The other day, my girl was called back to school because there were things to be done. Yes, if you’re one of those who think that teachers are so fortunate and get to stay home, shaking legs all this time, think again! Usually, they work from home but sometimes, they have to go back to answer their call of duty.

She will call me when she’s done and I will drive over to get her and bring her home. That is not a problem as Sibu is a very very small town – it will only take around 5-10 minutes and with the on-going MCO or CMCO, traffic is not all that heavy.

However, that day, my sister was in the vicinity and my girl contacted me to let me know that she would give her a ride home. What I did not know at the time was she told the aunt that she was thinking of having some sushi and the latter thought she might want these…


…for a change from the usual here or here.

These people have been around for a very long time now.

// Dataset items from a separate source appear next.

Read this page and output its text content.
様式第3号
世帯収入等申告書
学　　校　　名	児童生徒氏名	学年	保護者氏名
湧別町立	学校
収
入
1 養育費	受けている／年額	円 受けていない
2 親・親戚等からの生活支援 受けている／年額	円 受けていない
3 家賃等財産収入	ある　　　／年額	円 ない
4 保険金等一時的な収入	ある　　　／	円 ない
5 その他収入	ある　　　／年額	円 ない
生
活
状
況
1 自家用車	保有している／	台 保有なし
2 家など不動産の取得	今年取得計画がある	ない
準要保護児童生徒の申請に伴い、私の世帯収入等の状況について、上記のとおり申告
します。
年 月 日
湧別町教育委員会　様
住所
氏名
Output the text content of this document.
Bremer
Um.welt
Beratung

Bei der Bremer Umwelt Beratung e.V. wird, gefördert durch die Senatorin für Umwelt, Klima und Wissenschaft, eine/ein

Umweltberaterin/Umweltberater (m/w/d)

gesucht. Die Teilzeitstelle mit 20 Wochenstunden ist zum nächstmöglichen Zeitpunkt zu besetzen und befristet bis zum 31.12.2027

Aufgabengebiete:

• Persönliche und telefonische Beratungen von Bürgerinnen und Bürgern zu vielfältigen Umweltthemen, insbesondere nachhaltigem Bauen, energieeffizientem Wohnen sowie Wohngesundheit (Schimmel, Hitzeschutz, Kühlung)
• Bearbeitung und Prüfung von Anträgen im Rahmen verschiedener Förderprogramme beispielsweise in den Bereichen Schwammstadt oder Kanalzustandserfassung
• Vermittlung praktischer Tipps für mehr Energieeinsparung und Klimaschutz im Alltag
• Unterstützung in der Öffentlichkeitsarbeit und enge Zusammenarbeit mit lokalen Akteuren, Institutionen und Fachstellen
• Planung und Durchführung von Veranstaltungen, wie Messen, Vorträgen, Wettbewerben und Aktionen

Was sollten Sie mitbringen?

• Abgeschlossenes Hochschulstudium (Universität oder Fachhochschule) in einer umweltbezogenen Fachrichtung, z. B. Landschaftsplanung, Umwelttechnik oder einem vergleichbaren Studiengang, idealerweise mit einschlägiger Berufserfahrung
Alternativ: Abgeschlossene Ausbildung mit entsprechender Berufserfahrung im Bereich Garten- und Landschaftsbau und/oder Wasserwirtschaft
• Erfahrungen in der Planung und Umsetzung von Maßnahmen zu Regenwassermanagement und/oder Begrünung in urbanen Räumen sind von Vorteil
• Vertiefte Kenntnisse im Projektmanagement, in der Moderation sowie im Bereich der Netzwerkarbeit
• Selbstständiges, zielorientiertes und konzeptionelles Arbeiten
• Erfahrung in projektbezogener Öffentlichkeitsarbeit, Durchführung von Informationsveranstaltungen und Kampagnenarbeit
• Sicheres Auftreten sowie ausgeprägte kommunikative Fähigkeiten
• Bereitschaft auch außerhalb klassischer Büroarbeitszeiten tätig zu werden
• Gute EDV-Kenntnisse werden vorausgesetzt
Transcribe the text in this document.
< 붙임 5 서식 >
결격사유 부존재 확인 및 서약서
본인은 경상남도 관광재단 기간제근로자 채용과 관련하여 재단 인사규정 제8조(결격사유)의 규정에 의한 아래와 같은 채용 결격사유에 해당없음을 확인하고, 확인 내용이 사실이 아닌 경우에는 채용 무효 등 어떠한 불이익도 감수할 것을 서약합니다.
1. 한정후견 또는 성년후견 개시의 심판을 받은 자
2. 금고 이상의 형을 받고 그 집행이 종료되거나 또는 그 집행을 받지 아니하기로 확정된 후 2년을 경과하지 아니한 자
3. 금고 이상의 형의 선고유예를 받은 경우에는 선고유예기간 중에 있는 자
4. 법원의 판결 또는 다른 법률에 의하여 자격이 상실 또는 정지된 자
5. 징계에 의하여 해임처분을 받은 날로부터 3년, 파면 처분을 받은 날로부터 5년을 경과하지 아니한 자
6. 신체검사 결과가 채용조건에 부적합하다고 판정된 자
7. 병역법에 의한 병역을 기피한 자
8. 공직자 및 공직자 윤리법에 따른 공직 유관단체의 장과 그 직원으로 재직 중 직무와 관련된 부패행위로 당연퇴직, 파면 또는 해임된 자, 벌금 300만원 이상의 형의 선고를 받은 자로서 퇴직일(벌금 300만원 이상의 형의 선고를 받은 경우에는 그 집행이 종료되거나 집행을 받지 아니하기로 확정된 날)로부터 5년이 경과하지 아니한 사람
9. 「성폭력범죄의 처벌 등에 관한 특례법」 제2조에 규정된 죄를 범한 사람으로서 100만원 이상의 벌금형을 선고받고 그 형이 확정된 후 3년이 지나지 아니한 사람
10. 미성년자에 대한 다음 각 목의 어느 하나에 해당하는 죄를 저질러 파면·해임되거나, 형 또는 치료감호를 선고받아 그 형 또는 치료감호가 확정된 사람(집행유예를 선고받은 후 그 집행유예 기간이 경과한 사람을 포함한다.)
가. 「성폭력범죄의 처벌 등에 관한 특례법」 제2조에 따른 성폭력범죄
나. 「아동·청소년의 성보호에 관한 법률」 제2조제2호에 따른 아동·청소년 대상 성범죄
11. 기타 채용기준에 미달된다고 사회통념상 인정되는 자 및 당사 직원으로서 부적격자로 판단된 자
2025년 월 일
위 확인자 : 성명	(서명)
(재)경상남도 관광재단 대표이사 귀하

They have a stall at the mall round the corner from my house ever since the mall opened for business, if I am not mistaken. I’ve never tried anything from them though but I think my girl and the mum did and I did not hear them complain. My guess is, therefore, what they dished out wasn’t too bad.

Now, their sushi and whatever else including those things wrapped in seaweed, whatever you call them, are available at a family mart in the block of shops on the way to my sister’s house, at Lorong Delta 4 where this hotel is located and where this coffee shop was at one time. Unfortunately, for reasons unknown, it was not open so the doting aunt went back there the following day to get her a pack…

Chao Da Roll

…and send it to the house.

I am not sure but I think this is their chao da (burnt) roll. While my girl was enjoying it, she did mention that the imitation crab stick was lightly burnt on the  outside. Ah well!!! Everybody is so into burnt cheesecake these days so what’s stopping them from burning more stuff to eat? LOL!!! I checked the menu on their Facebook page and I must say that at RM12.00 something for 8, they sure do not come cheap – for two of those, you can have a more filling and more satisfying plate of kampua mee.

Moving on from there, one morning, I was rummaging through the fridge and I saw a bit of the brown rice noodles that we had and a bit of some buckwheat noodles that my girl did try that day with the salad to see if it was compatible or not. The sum of the two would be enough for one plate of noodles so I took them and fried them char kway teow style…

Fried brown rice & buckwheat noodles

…with some chopped garlic in a bit of oil, two prawns, soy sauce according to taste and some of my missus’ pounded chili dip, taugeh (bean sprouts) and egg, served garnished with a sprinkling of chopped daun sup (Chinese celery).

My! My! That sure was as good as it looked and I enjoyed it very much! I wouldn’t mind frying noodles this same way again, you can take my word for it.